Sunday, February 3, 2008

Feeling Disenfranchised

I will not pretend to be able to read into the future and tell you which of the presidential candidates will be left standing to proceed toward the nomination of their parties or if there will be brokered conventions. I am only expressing my personal opinion in this article.

People talk a lot about Reagan's "three legged stool" and how they represent the different sectors of conservative voters - the fiscal conservatives, the security conservatives and the social conservatives. They rave about how Reagan brought those three groups together, and he did well at that because he was able to effectively communicate with all conservatives and with those called the "Reagan Democrats". It was what the Republican Party needed at the time.

The Republican party is again fractured and somehow needs to be brought together. George W. Bush has not left us with an 'heir-apparent", and the fractured sections of the conservative base have again become evident. This makes for an exciting, if frustrating, selection process as we try to determine the Republican nominee. Our current choices are a very socially liberal candidate who is strong on national security, a one-term governor and business man who seems to be buying the election and is only recently 'conservative', a successful multi-term conservative governor who communicates well, but is branded as a liberal because of his compassion for the poor and because he had to raise some taxes to benefit the people of his state, and an anti-war Libertarian who should have run as a Libertarian, but decided he had a better chance running as a Republican.

Additionally, those in the media whom we deemed trustworthy are fully supporting Republican candidates who either hold firmly to liberal positions or who are recent converts to conservatism with no evidence to back up their new positions. One candidate, whose companies own part of a popular "fair and balanced" television station, is being foisted on us by that station. The one candidate who is most conservative is sidelined and ignored in the mainstream media. The most liberal of the Republican candidates, the one who has done the most to denigrate his Republican credentials, is seen as the 'front runner."

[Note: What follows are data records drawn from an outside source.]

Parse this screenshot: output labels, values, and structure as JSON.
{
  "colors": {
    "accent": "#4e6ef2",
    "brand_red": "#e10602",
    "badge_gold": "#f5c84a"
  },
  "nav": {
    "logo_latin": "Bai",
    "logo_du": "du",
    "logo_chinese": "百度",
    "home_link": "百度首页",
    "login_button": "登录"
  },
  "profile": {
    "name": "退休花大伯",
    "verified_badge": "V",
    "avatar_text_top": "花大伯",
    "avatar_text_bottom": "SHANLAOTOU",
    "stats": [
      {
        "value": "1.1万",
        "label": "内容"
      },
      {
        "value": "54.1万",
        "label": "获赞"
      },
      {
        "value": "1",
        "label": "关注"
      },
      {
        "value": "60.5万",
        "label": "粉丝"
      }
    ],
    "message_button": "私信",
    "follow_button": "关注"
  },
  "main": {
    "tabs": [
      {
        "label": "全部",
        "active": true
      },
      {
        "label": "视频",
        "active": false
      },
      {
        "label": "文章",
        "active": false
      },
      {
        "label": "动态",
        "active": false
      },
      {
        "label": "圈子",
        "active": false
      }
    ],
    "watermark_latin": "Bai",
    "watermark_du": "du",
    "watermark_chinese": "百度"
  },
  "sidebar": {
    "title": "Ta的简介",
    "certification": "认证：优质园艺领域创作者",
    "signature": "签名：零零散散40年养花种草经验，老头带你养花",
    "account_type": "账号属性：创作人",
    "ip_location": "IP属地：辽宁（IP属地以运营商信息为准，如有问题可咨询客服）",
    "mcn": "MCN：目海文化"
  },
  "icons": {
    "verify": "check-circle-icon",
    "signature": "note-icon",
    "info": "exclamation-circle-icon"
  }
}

The irony in our current scenario is that the current 'front runner' does not adhere to the Republican party platform, led a revolt of Senators against the President, collaborated with the Democrats to limit our free speech and give amnesty to illegal immigrants, and was even courted by Democrats to be a vice presidential candidate. The one pushed by the 'fair and balanced' media outlet promised to be even more liberal than his democratic opponent when he ran as governor, and made gay marriage and legalized abortion (only $50) available during his term as governor.

All of these candidates need the large block of social conservatives to successfully gain the Republican nomination. This block, branded as the "evangelicals" consist of social conservatives who believe in traditional values. Republican candidates try to court this large group of voters and are often successful because of promises made to them - promises that usually do not come to fruition.

This leads me to the point of this rambling article. As a social conservative, I feel disenfranchised by my own political party. The party has certain political platforms that are supposed to define and unify those who agree with them, but the majority of candidates being foisted upon us do not adhere to the platform (probably out of fear of losing elections). This causes the Republican party to appear as if it does not have significant differences from the opposing party, and demonstrates a lack of integrity. As mentioned before, these candidates aggressively court the 'evangelical' vote, only to disappoint those very voters by supporting issues that they consider socially liberal. Could it be that evangelicals are being used by the Republican Party the same way Blacks and Hispanics are used by the Democratic Party? It's something to think about! And maybe it's time to determinedly pursue an alternative to the current two party system, and organize a third party.


Feb. 3, 2008
Quick update: To those on the Ron Paul Information site - I am not LouDobbs!!!
Radiant Times is a humble music teacher in New Mexico.

1 comment:

Quiverdaddy said...

I've often thought of going down to the county courthouse and creating a new political party composed primarily of social conservatives, African-American Evangelicals and mainline Christians, and people who value a strong national defense.

My imaginary party would not see positive populism of the Mike Huckabee variety as a scary thing because they would recognize that people of wealth depend on the middle class to work in their factories, stores and places of business -- and to buy their goods and services. Likewise, the middle class would recgnize that creating an incentive for business to invest and for their CEOs to operate efficiently help us all in the long run.

Finally, my imaginary party would seek to be inclusive of people from all walks of life regardless of race, ethnicity, religion (or lack thereof), and would be an institution that encourages people to pursue the best this country has to offer.

When African-Americans were first beginning to emerge as a free people, some of them entered the world of Masonry as "Free-Masons" (also called "Free and Accepted"). I wouldn't encourage anyone to get invlved in Masonry -- that's not the point of this comment. However, since the things the GOP said at the beginning of the Reagan Revolution sound a lot like this, we could call it Republican.... but the Republicans might get mad.

As a compromise, I suggest we take this party out of the realm of my imagination and make it real... We'll call ourselves "Free Republicans" and let the Old Guard keep their name. They in turn will let us keep the elephant logo and then adopt for themselves the more appropriate RhINO as their mascot.